The plaintiff filed an action against the defendant pharmacy asserting that it negligently caused her injuries. The pharmacy’s insurance company filed a declaratory action against the pharmacy asserting that it did not have a duty to defend or indemnify. The insurer filed a motion for summary judgment asserting it did not have a duty to defend or indemnify as the policy excluded coverage for “professional services.” The trial court denied the insurance company’s motion for summary judgment regarding its duty to defend because the lawsuit contained allegations that could be unrelated to the professional services and could potentially bring the action within coverage under the policy. Additionally, the court granted the insurer’s summary judgment regarding its duty to indemnify.
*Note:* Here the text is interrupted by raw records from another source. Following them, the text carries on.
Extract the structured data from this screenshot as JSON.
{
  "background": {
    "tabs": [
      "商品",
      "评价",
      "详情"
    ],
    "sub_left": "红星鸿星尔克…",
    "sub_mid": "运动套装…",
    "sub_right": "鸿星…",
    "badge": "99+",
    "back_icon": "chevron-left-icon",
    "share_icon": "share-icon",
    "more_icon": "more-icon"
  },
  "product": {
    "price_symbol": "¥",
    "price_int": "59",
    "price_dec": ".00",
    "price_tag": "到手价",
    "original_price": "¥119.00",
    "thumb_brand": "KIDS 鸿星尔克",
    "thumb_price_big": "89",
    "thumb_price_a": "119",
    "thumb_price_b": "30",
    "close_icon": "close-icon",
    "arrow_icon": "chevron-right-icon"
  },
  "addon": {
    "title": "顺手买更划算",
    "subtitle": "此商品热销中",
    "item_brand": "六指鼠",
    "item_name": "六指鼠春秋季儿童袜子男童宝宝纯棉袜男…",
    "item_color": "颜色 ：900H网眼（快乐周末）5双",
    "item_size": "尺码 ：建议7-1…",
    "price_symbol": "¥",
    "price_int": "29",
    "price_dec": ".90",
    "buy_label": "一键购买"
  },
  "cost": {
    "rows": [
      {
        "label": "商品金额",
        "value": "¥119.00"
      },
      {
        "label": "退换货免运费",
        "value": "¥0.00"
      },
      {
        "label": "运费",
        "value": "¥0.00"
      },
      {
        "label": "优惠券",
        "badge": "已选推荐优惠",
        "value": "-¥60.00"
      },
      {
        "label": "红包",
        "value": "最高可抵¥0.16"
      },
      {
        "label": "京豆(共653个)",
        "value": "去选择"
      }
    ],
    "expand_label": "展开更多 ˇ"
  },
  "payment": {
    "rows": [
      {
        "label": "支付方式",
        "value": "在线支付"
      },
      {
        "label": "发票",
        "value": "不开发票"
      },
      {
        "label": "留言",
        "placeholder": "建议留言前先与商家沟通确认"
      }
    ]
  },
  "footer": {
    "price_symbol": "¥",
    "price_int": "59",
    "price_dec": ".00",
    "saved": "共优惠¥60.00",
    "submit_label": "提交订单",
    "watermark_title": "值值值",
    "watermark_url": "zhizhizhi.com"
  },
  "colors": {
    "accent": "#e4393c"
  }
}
On appeal, the Second District Court of Appeal found that the complaint alleged facts that could potentially bring the suit within coverage of the policy and affirmed the trial court’s ruling that the insurance company had a duty to defend the pharmacy. The court reversed the granting of summary judgment on the indemnity issue because the duty to indemnify is determined by analyzing the policy language in conjunction with the facts of the case, and given the little discovery conducted prior to the summary judgment hearing, a genuine issue of material fact remained as to whether the acts of the pharmacy’s employees were ordinary or professionally negligent.

When determining whether to move for summary judgment on the issues of the duties to defend and indemnify, an insurer needs to evaluate whether the allegations of the complaint could potentially fall within coverage, and an insurer should evaluate whether the discovery conducted would allow the court to determine whether a genuine issue of fact exists.